Kanye Wests Spur der Verwüstung – Adidas' Debakel im Überblick

Von t-online, cha

Aktualisiert am 20.05.2023Lesedauer: 4 Min.
Kanye West, auch Ye genannt: Der Rappel fiel negativ wegen antisemitischer Äußerungen auf.Vergrößern des Bildes
Kanye West, auch Ye genannt: Der Rappel fiel negativ wegen antisemitischer Äußerungen auf. (Quelle: Ashley Landis)

Die Kooperation von Kanye West und Adidas sollte dem Unternehmen zum Umsatzhoch verhelfen. Doch dann stürzte der Musiker den Konzern in eine Krise. Ein Überblick.
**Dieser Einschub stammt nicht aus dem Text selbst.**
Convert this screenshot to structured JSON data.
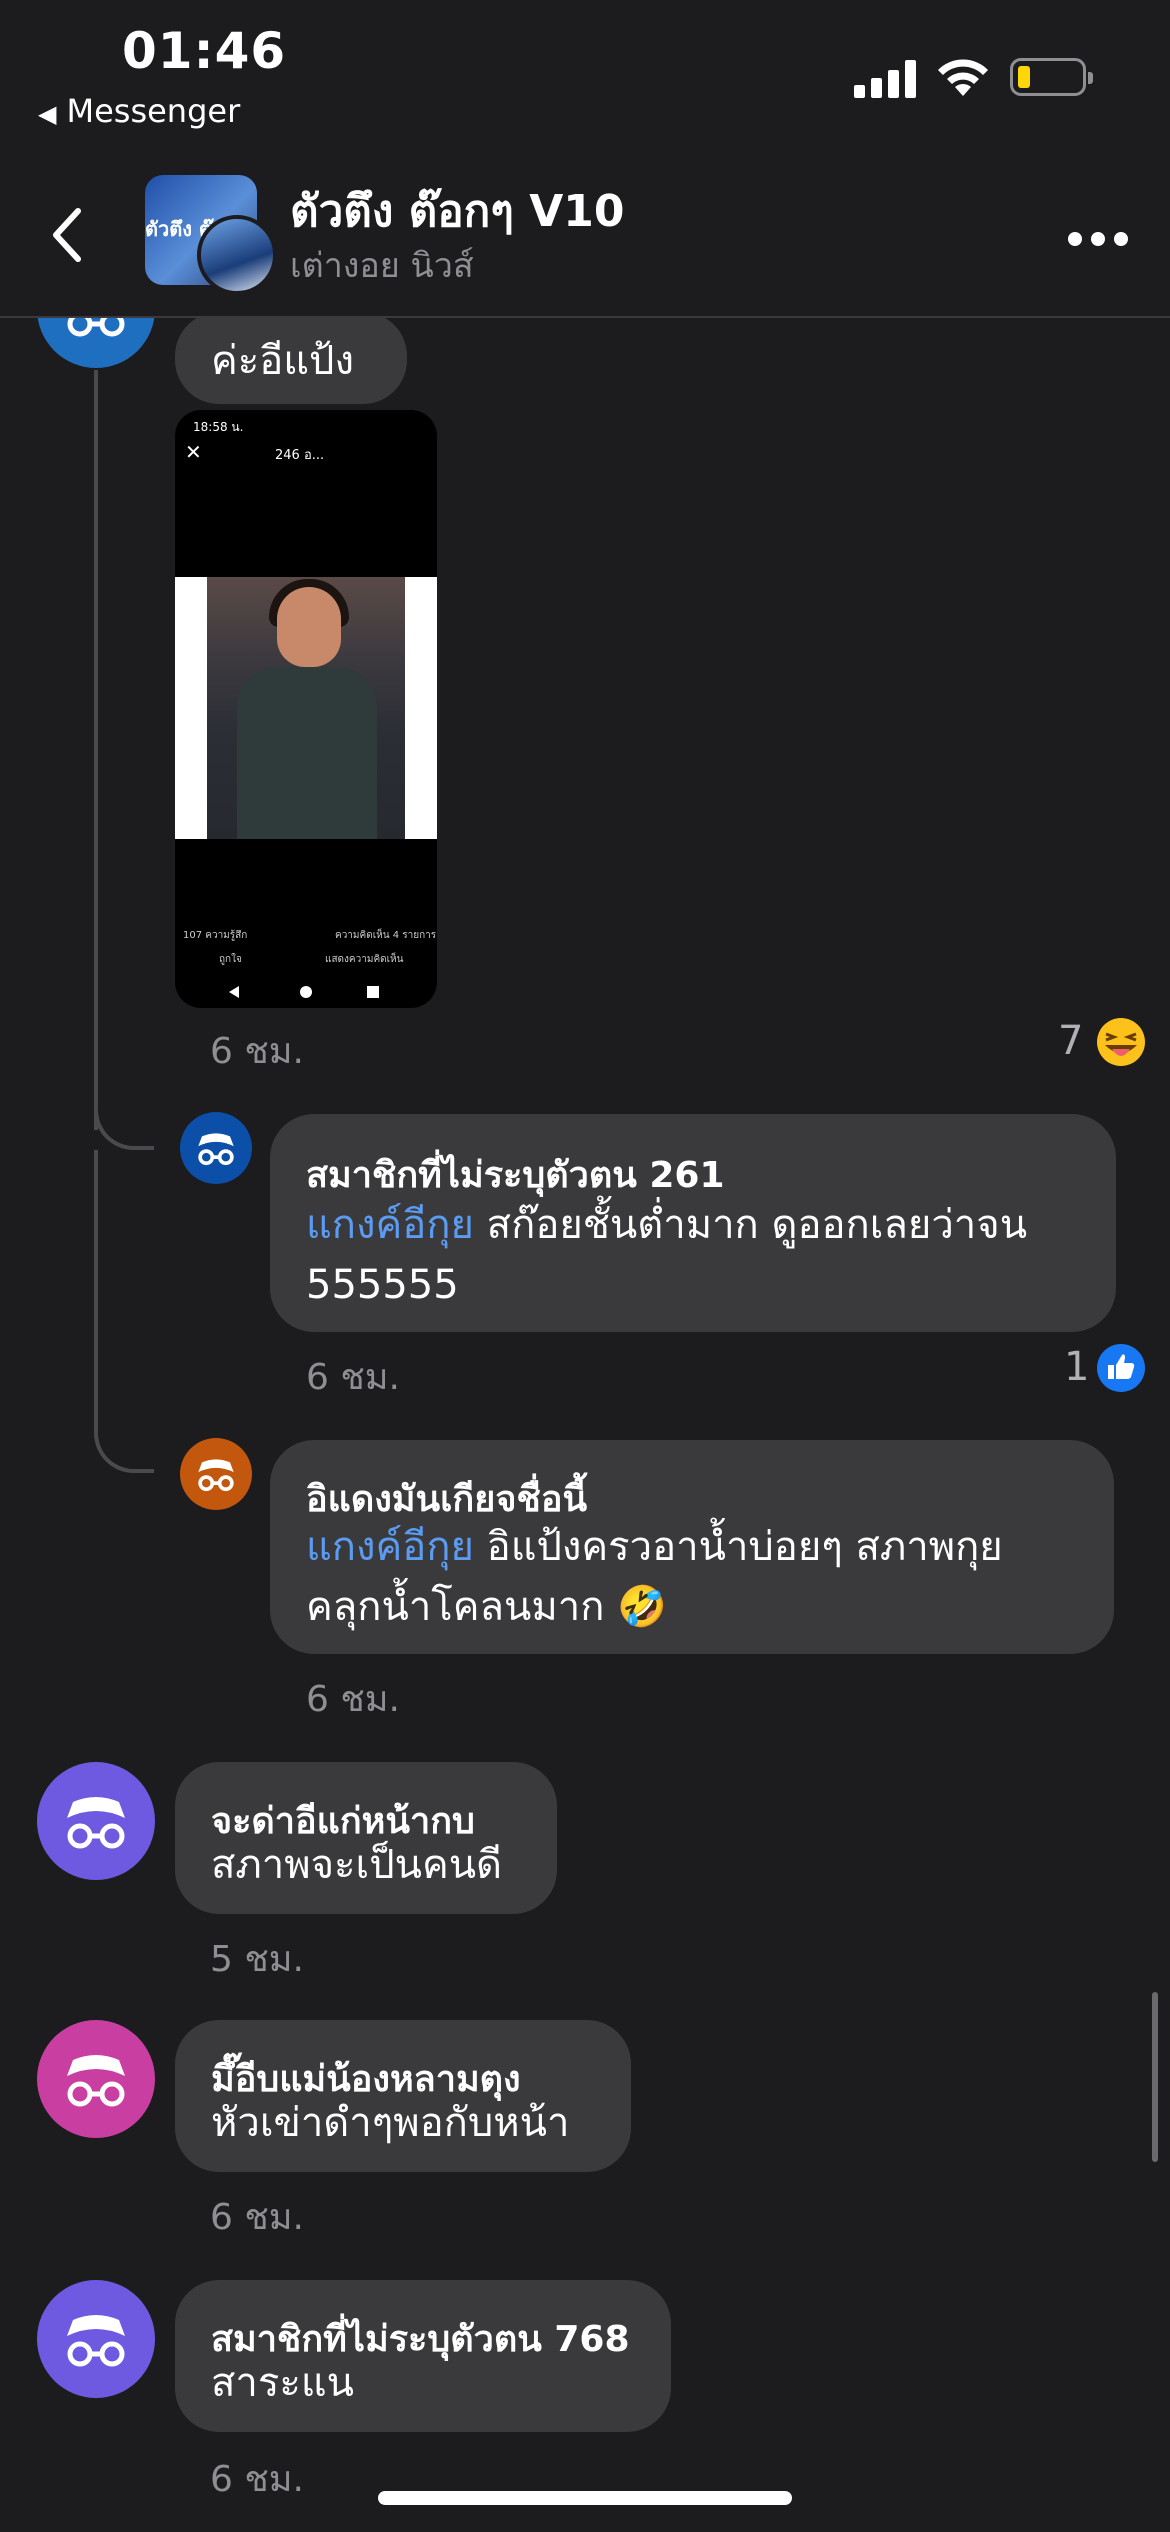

Vor nicht allzu langer Zeit feierte der Sportartikelhersteller Adidas den Musiker Kanye West noch als genialen Designer – und vor allem als Umsatzgarant. Er habe "große Augen" bekommen, gab Konzernchef Björn Gulden zu, als er – damals noch beim Rivalen Puma angestellt – sah, was bei Adidas und dem US-Musiker so alles ging.

Doch dann wurden die öffentlichen Äußerungen des Rappers immer extremer, sein Verhalten gegenüber Mitarbeitern immer unverschämter und der Druck auf Adidas immer größer. Nach antisemitischen Äußerungen von West, der sich inzwischen "Ye" nennt, kam es im Oktober 2022 schließlich zum Bruch: West musste gehen, die von ihm verursachten Probleme samt eines riesigen Haufens von ihm designter Lifestyle-Produkte aber blieben.

Nach intensiven Gesprächen mit Aktionären am Freitag schließlich die Lösung: Die Produkte werden weiterhin verkauft – zumindest erst einmal ein Teil. Ein "signifikanter Teil" des Geldes soll an Organisationen gespendet werden, die sich gegen Diskriminierung, Hass, Rassismus und Antisemitismus engagieren. Mehr dazu lesen Sie hier.

Krise also abgewendet? Davon kann nicht wirklich die Rede sein. Skandalrapper West hat einen erheblichen Flurschaden hinterlassen bei Adidas. Verluste in Millionenhöhe, der Chefsessel musste neu besetzt werden, die Reputation des Unternehmens wurde in Mitleidenschaft gezogen und dann ist da auch noch eine Sammelklage der Investoren.

Verluste in Millionenhöhe

Die teure Abkehr von dem Skandalrapper und seinen "Yeezy"-Produkten hat dem Sportartikelhersteller im ersten Quartal bereits einen Verlust eingebrockt. Unter dem Strich stand in den ersten drei Monaten des Jahres 2023 ein Minus von 24 Millionen Euro. Für das Gesamtjahr wird es kaum Gewinn geben, man werde mit einem nur knapp positiven Ergebnis abschließen, prognostizierte das Unternehmen bereits im Februar.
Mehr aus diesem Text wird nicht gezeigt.